The league's attendance base began to be eroded significantly in the 1950s and early 1960s due to expansion and westward migration of major league teams into several of the AA's larger member cities: Milwaukee, Wisconsin; Kansas City, Missouri; and Minneapolis-Saint Paul, Minnesota. By 1961, the league was down to six clubs.
After the 1962 season, the American Association disbanded, and some of its member teams were distributed between the Pacific Coast League and the International League, while others (the Louisville Colonels and Omaha Dodgers) folded. The Indianapolis Indians were first assigned to the IL but then, in a geographic oddity, they were switched to the PCL. The Dallas Rangers, the Denver Bears, and the Oklahoma City 89ers also went to the PCL.
With major league expansion in 1969, and the need for four new Triple-A farm teams, the time seemed right for reviving the league, which re-acquired its old Indianapolis territory from the PCL, along with several cities that were new to the Association.
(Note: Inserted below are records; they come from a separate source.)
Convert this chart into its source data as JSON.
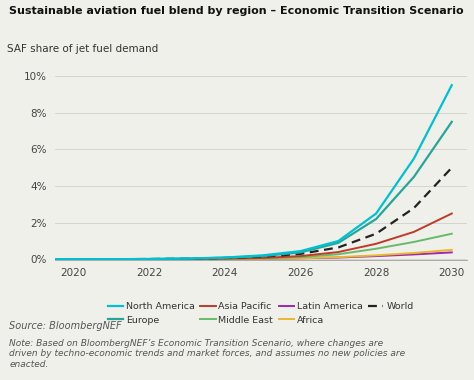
{
  "title": "Sustainable aviation fuel blend by region – Economic Transition Scenario",
  "ylabel": "SAF share of jet fuel demand",
  "source": "Source: BloombergNEF",
  "note": "Note: Based on BloombergNEF’s Economic Transition Scenario, where changes are\ndriven by techno-economic trends and market forces, and assumes no new policies are\nenacted.",
  "years": [
    2019,
    2020,
    2021,
    2022,
    2023,
    2024,
    2025,
    2026,
    2027,
    2028,
    2029,
    2030
  ],
  "north_america": [
    0.01,
    0.01,
    0.01,
    0.02,
    0.05,
    0.1,
    0.22,
    0.45,
    1.0,
    2.5,
    5.5,
    9.5
  ],
  "europe": [
    0.01,
    0.01,
    0.01,
    0.02,
    0.04,
    0.09,
    0.18,
    0.38,
    0.9,
    2.2,
    4.5,
    7.5
  ],
  "asia_pacific": [
    0.01,
    0.01,
    0.01,
    0.01,
    0.02,
    0.04,
    0.08,
    0.18,
    0.4,
    0.85,
    1.5,
    2.5
  ],
  "middle_east": [
    0.01,
    0.01,
    0.01,
    0.01,
    0.02,
    0.03,
    0.06,
    0.12,
    0.28,
    0.58,
    0.95,
    1.4
  ],
  "latin_america": [
    0.01,
    0.01,
    0.01,
    0.01,
    0.01,
    0.02,
    0.03,
    0.06,
    0.1,
    0.18,
    0.27,
    0.38
  ],
  "africa": [
    0.01,
    0.01,
    0.01,
    0.01,
    0.01,
    0.02,
    0.03,
    0.06,
    0.12,
    0.22,
    0.35,
    0.52
  ],
  "world": [
    0.01,
    0.01,
    0.01,
    0.02,
    0.04,
    0.08,
    0.15,
    0.3,
    0.65,
    1.4,
    2.8,
    5.0
  ],
  "colors": {
    "north_america": "#00c0d4",
    "europe": "#26a69a",
    "asia_pacific": "#c0392b",
    "middle_east": "#66bb6a",
    "latin_america": "#9c27b0",
    "africa": "#e8b830",
    "world": "#222222"
  },
  "xlim": [
    2019.5,
    2030.4
  ],
  "ylim": [
    -0.05,
    10
  ],
  "yticks": [
    0,
    2,
    4,
    6,
    8,
    10
  ],
  "xticks": [
    2020,
    2022,
    2024,
    2026,
    2028,
    2030
  ],
  "background_color": "#f0f0ea"
}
After the 1997 season, the American Association disbanded for the second time, and its teams were again distributed to the remaining Triple-A leagues. The Iowa Cubs, Nashville Sounds, New Orleans Zephyrs, Oklahoma City 89ers (now the Oklahoma City Dodgers), and Omaha Royals joined the West Coast Pacific Coast League starting with the 1998 season. The Buffalo Bisons, Indianapolis Indians, and Louisville Redbirds became part of the International League, also starting in 1998.
The Buffalo Bisons were the last league champions in 1997, and the trophy is still in their possession.
On and off, from 1905 to 1962, and again from 1970 to 1975, the American Association champion played against the champion from the International League in the Junior World Series. The champions from these two leagues and the Pacific Coast League also met during 1983 at the Triple-A World Series.
From 1988 until the league's demise in 1997, players from all three Triple-A leagues were selected to play in the mid-season Triple-A All-Star Game. One team was made up of All-Stars from American League affiliates and the other of National League affiliates.